Final answer:
The currents drawn by an 1800-W toaster, 1400-W electric frying pan, and 75-W lamp in a 120-V circuit are 15 A, 11.67 A, and 0.625 A respectively. Adding them together gives a total current of 27.3 A, which exceeds the 15-A fuse rating, thus the fuse will blow.
Step-by-step explanation:
The subject question deals with the power consumption and current drawn by electrical devices and whether these devices will exceed the current rating of a circuit when used together. Specifically, to answer part (a), the current drawn by each device can be calculated using the formula I = P/V, where I is the current in amperes, P is the power in watts, and V is the voltage in volts.
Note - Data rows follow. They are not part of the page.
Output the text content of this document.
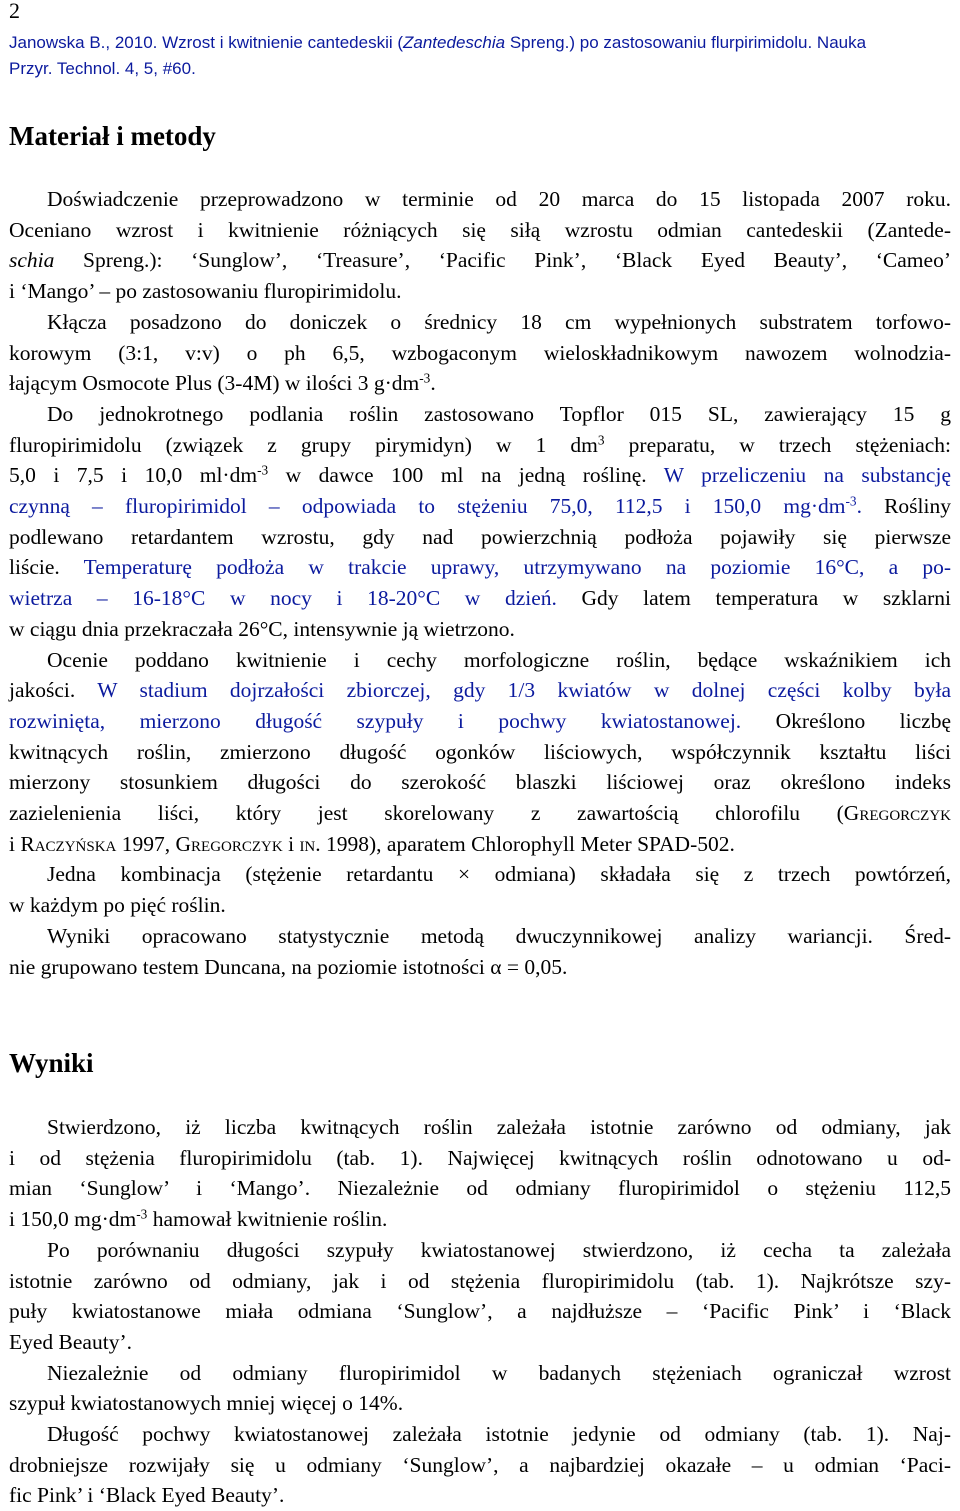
2
Janowska B., 2010. Wzrost i kwitnienie cantedeskii (Zantedeschia Spreng.) po zastosowaniu flurpirimidolu. Nauka
Przyr. Technol. 4, 5, #60.
Materiał i metody

Doświadczenie przeprowadzono w terminie od 20 marca do 15 listopada 2007 roku.
Oceniano wzrost i kwitnienie różniących się siłą wzrostu odmian cantedeskii (Zantede-
schia Spreng.): ‘Sunglow’, ‘Treasure’, ‘Pacific Pink’, ‘Black Eyed Beauty’, ‘Cameo’
i ‘Mango’ – po zastosowaniu fluropirimidolu.

Kłącza posadzono do doniczek o średnicy 18 cm wypełnionych substratem torfowo-
korowym (3:1, v:v) o ph 6,5, wzbogaconym wieloskładnikowym nawozem wolnodzia-
łającym Osmocote Plus (3-4M) w ilości 3 $g\cdot dm^{-3}$.

Do jednokrotnego podlania roślin zastosowano Topflor 015 SL, zawierający 15 g
fluropirimidolu (związek z grupy pirymidyn) w 1 $dm^3$ preparatu, w trzech stężeniach:
5,0 i 7,5 i 10,0 $ml\cdot dm^{-3}$ w dawce 100 ml na jedną roślinę. W przeliczeniu na substancję
czynną – fluropirimidol – odpowiada to stężeniu 75,0, 112,5 i 150,0 $mg\cdot dm^{-3}$. Rośliny
podlewano retardantem wzrostu, gdy nad powierzchnią podłoża pojawiły się pierwsze
liście. Temperaturę podłoża w trakcie uprawy, utrzymywano na poziomie 16°C, a po-
wietrza – 16-18°C w nocy i 18-20°C w dzień. Gdy latem temperatura w szklarni
w ciągu dnia przekraczała 26°C, intensywnie ją wietrzono.

Ocenie poddano kwitnienie i cechy morfologiczne roślin, będące wskaźnikiem ich
jakości. W stadium dojrzałości zbiorczej, gdy 1/3 kwiatów w dolnej części kolby była
rozwinięta, mierzono długość szypuły i pochwy kwiatostanowej. Określono liczbę
kwitnących roślin, zmierzono długość ogonków liściowych, współczynnik kształtu liści
mierzony stosunkiem długości do szerokość blaszki liściowej oraz określono indeks
zazielenienia liści, który jest skorelowany z zawartością chlorofilu (Gregorczyk
i Raczyńska 1997, Gregorczyk i in. 1998), aparatem Chlorophyll Meter SPAD-502.

Jedna kombinacja (stężenie retardantu × odmiana) składała się z trzech powtórzeń,
w każdym po pięć roślin.

Wyniki opracowano statystycznie metodą dwuczynnikowej analizy wariancji. Śred-
nie grupowano testem Duncana, na poziomie istotności α = 0,05.

Wyniki

Stwierdzono, iż liczba kwitnących roślin zależała istotnie zarówno od odmiany, jak
i od stężenia fluropirimidolu (tab. 1). Najwięcej kwitnących roślin odnotowano u od-
mian ‘Sunglow’ i ‘Mango’. Niezależnie od odmiany fluropirimidol o stężeniu 112,5
i 150,0 $mg\cdot dm^{-3}$ hamował kwitnienie roślin.

Po porównaniu długości szypuły kwiatostanowej stwierdzono, iż cecha ta zależała
istotnie zarówno od odmiany, jak i od stężenia fluropirimidolu (tab. 1). Najkrótsze szy-
puły kwiatostanowe miała odmiana ‘Sunglow’, a najdłuższe – ‘Pacific Pink’ i ‘Black
Eyed Beauty’.

Niezależnie od odmiany fluropirimidol w badanych stężeniach ograniczał wzrost
szypuł kwiatostanowych mniej więcej o 14%.

Długość pochwy kwiatostanowej zależała istotnie jedynie od odmiany (tab. 1). Naj-
drobniejsze rozwijały się u odmiany ‘Sunglow’, a najbardziej okazałe – u odmian ‘Paci-
fic Pink’ i ‘Black Eyed Beauty’.
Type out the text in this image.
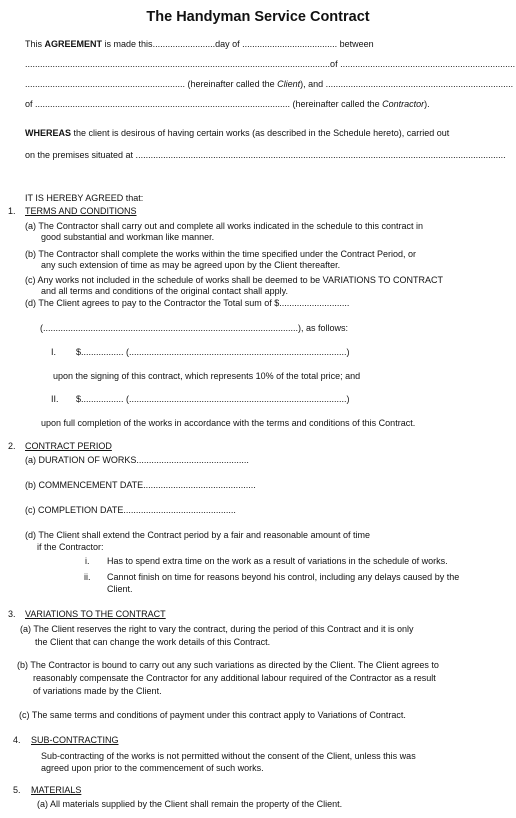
The Handyman Service Contract
This AGREEMENT is made this.........................day of ...................................... between
..........................................................................................................................of ......................................................................
................................................................ (hereinafter called the Client), and ...........................................................................
of ...................................................................................................... (hereinafter called the Contractor).
WHEREAS the client is desirous of having certain works (as described in the Schedule hereto), carried out
on the premises situated at ....................................................................................................................................................
IT IS HEREBY AGREED that:
1. TERMS AND CONDITIONS
(a) The Contractor shall carry out and complete all works indicated in the schedule to this contract in
good substantial and workman like manner.
(b) The Contractor shall complete the works within the time specified under the Contract Period, or
any such extension of time as may be agreed upon by the Client thereafter.
(c) Any works not included in the schedule of works shall be deemed to be VARIATIONS TO CONTRACT
and all terms and conditions of the original contact shall apply.
(d) The Client agrees to pay to the Contractor the Total sum of $............................
(......................................................................................................), as follows:
I. $................. (.......................................................................................)
upon the signing of this contract, which represents 10% of the total price; and
II. $................. (.......................................................................................)
upon full completion of the works in accordance with the terms and conditions of this Contract.
2. CONTRACT PERIOD
(a) DURATION OF WORKS.............................................
(b) COMMENCEMENT DATE.............................................
(c) COMPLETION DATE.............................................
(d) The Client shall extend the Contract period by a fair and reasonable amount of time
if the Contractor:
i. Has to spend extra time on the work as a result of variations in the schedule of works.
ii. Cannot finish on time for reasons beyond his control, including any delays caused by the
Client.
3. VARIATIONS TO THE CONTRACT
(a) The Client reserves the right to vary the contract, during the period of this Contract and it is only
the Client that can change the work details of this Contract.
(b) The Contractor is bound to carry out any such variations as directed by the Client. The Client agrees to
reasonably compensate the Contractor for any additional labour required of the Contractor as a result
of variations made by the Client.
(c) The same terms and conditions of payment under this contract apply to Variations of Contract.
4. SUB-CONTRACTING
Sub-contracting of the works is not permitted without the consent of the Client, unless this was
agreed upon prior to the commencement of such works.
5. MATERIALS
(a) All materials supplied by the Client shall remain the property of the Client.
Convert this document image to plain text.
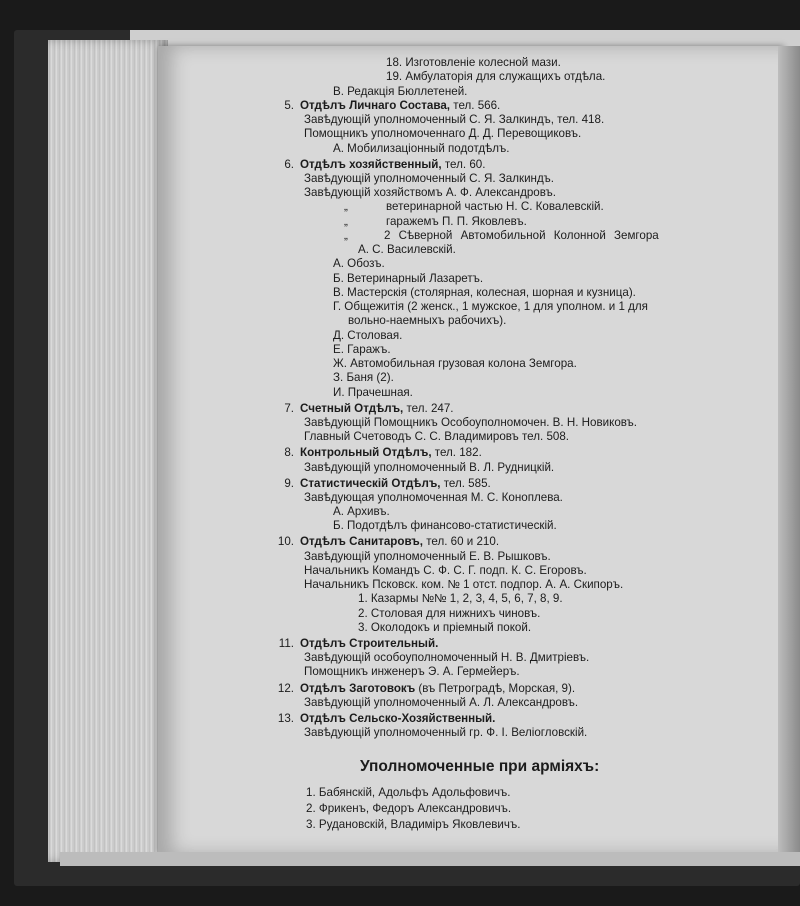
18. Изготовленіе колесной мази.
19. Амбулаторія для служащихъ отдѣла.
В. Редакція Бюллетеней.
5. Отдѣлъ Личнаго Состава, тел. 566.
Завѣдующій уполномоченный С. Я. Залкиндъ, тел. 418.
Помощникъ уполномоченнаго Д. Д. Перевощиковъ.
А. Мобилизаціонный подотдѣлъ.
6. Отдѣлъ хозяйственный, тел. 60.
Завѣдующій уполномоченный С. Я. Залкиндъ.
Завѣдующій хозяйствомъ А. Ф. Александровъ.
„	ветеринарной частью Н. С. Ковалевскій.
„	гаражемъ П. П. Яковлевъ.
„	2 Сѣверной Автомобильной Колонной Земгора
А. С. Василевскій.
А. Обозъ.
Б. Ветеринарный Лазаретъ.
В. Мастерскія (столярная, колесная, шорная и кузница).
Г. Общежитія (2 женск., 1 мужское, 1 для уполном. и 1 для
вольно-наемныхъ рабочихъ).
Д. Столовая.
Е. Гаражъ.
Ж. Автомобильная грузовая колона Земгора.
З. Баня (2).
И. Прачешная.
7. Счетный Отдѣлъ, тел. 247.
Завѣдующій Помощникъ Особоуполномочен. В. Н. Новиковъ.
Главный Счетоводъ С. С. Владимировъ тел. 508.
8. Контрольный Отдѣлъ, тел. 182.
Завѣдующій уполномоченный В. Л. Рудницкій.
9. Статистическій Отдѣлъ, тел. 585.
Завѣдующая уполномоченная М. С. Коноплева.
А. Архивъ.
Б. Подотдѣлъ финансово-статистическій.
10. Отдѣлъ Санитаровъ, тел. 60 и 210.
Завѣдующій уполномоченный Е. В. Рышковъ.
Начальникъ Командъ С. Ф. С. Г. подп. К. С. Егоровъ.
Начальникъ Псковск. ком. № 1 отст. подпор. А. А. Скипоръ.
1. Казармы №№ 1, 2, 3, 4, 5, 6, 7, 8, 9.
2. Столовая для нижнихъ чиновъ.
3. Околодокъ и пріемный покой.
11. Отдѣлъ Строительный.
Завѣдующій особоуполномоченный Н. В. Дмитріевъ.
Помощникъ инженеръ Э. А. Гермейеръ.
12. Отдѣлъ Заготовокъ (въ Петроградѣ, Морская, 9).
Завѣдующій уполномоченный А. Л. Александровъ.
13. Отдѣлъ Сельско-Хозяйственный.
Завѣдующій уполномоченный гр. Ф. І. Веліогловскій.
Уполномоченные при арміяхъ:
1. Бабянскій, Адольфъ Адольфовичъ.
2. Фрикенъ, Федоръ Александровичъ.
3. Рудановскій, Владиміръ Яковлевичъ.
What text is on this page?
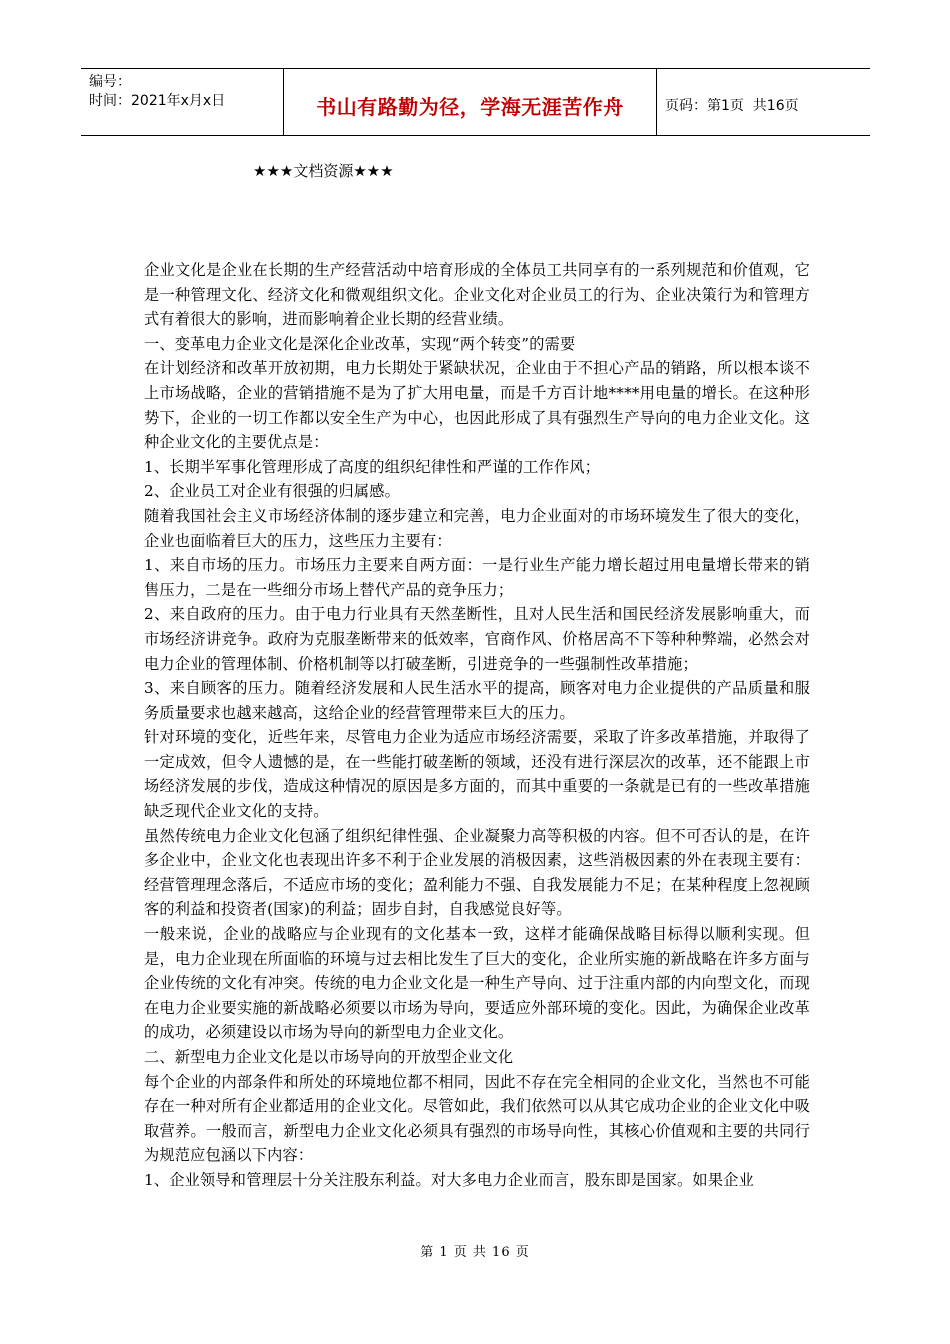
编号：
时间：2021年x月x日	书山有路勤为径，学海无涯苦作舟	页码：第1页  共16页
★★★文档资源★★★

企业文化是企业在长期的生产经营活动中培育形成的全体员工共同享有的一系列规范和价值观，它是一种管理文化、经济文化和微观组织文化。企业文化对企业员工的行为、企业决策行为和管理方式有着很大的影响，进而影响着企业长期的经营业绩。

一、变革电力企业文化是深化企业改革，实现“两个转变”的需要

在计划经济和改革开放初期，电力长期处于紧缺状况，企业由于不担心产品的销路，所以根本谈不上市场战略，企业的营销措施不是为了扩大用电量，而是千方百计地****用电量的增长。在这种形势下，企业的一切工作都以安全生产为中心，也因此形成了具有强烈生产导向的电力企业文化。这种企业文化的主要优点是：

1、长期半军事化管理形成了高度的组织纪律性和严谨的工作作风；

2、企业员工对企业有很强的归属感。

随着我国社会主义市场经济体制的逐步建立和完善，电力企业面对的市场环境发生了很大的变化，企业也面临着巨大的压力，这些压力主要有：

1、来自市场的压力。市场压力主要来自两方面：一是行业生产能力增长超过用电量增长带来的销售压力，二是在一些细分市场上替代产品的竞争压力；

2、来自政府的压力。由于电力行业具有天然垄断性，且对人民生活和国民经济发展影响重大，而市场经济讲竞争。政府为克服垄断带来的低效率，官商作风、价格居高不下等种种弊端，必然会对电力企业的管理体制、价格机制等以打破垄断，引进竞争的一些强制性改革措施；

3、来自顾客的压力。随着经济发展和人民生活水平的提高，顾客对电力企业提供的产品质量和服务质量要求也越来越高，这给企业的经营管理带来巨大的压力。

针对环境的变化，近些年来，尽管电力企业为适应市场经济需要，采取了许多改革措施，并取得了一定成效，但令人遗憾的是，在一些能打破垄断的领域，还没有进行深层次的改革，还不能跟上市场经济发展的步伐，造成这种情况的原因是多方面的，而其中重要的一条就是已有的一些改革措施缺乏现代企业文化的支持。

虽然传统电力企业文化包涵了组织纪律性强、企业凝聚力高等积极的内容。但不可否认的是，在许多企业中，企业文化也表现出许多不利于企业发展的消极因素，这些消极因素的外在表现主要有：经营管理理念落后，不适应市场的变化；盈利能力不强、自我发展能力不足；在某种程度上忽视顾客的利益和投资者(国家)的利益；固步自封，自我感觉良好等。

一般来说，企业的战略应与企业现有的文化基本一致，这样才能确保战略目标得以顺利实现。但是，电力企业现在所面临的环境与过去相比发生了巨大的变化，企业所实施的新战略在许多方面与企业传统的文化有冲突。传统的电力企业文化是一种生产导向、过于注重内部的内向型文化，而现在电力企业要实施的新战略必须要以市场为导向，要适应外部环境的变化。因此，为确保企业改革的成功，必须建设以市场为导向的新型电力企业文化。

二、新型电力企业文化是以市场导向的开放型企业文化

每个企业的内部条件和所处的环境地位都不相同，因此不存在完全相同的企业文化，当然也不可能存在一种对所有企业都适用的企业文化。尽管如此，我们依然可以从其它成功企业的企业文化中吸取营养。一般而言，新型电力企业文化必须具有强烈的市场导向性，其核心价值观和主要的共同行为规范应包涵以下内容：

1、企业领导和管理层十分关注股东利益。对大多电力企业而言，股东即是国家。如果企业

第 1 页 共 16 页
For an 1800-W toaster, 1400-W electric frying pan, and 75-W lamp on a 120-V circuit, the currents are
- Toaster: I = 1800 W / 120 V = 15 A
- Electric frying pan: I = 1400 W / 120 V ≈ 11.67 A
- Lamp: I = 75 W / 120 V ≈ 0.625 A
To answer part (b), we add up the currents to see if they exceed the 15-A fuse rating. The total current is 15 + 11.67 + 0.625 ≈ 27.3 A, which is significantly higher than the fuse rating, meaning the combination will blow the 15-A fuse.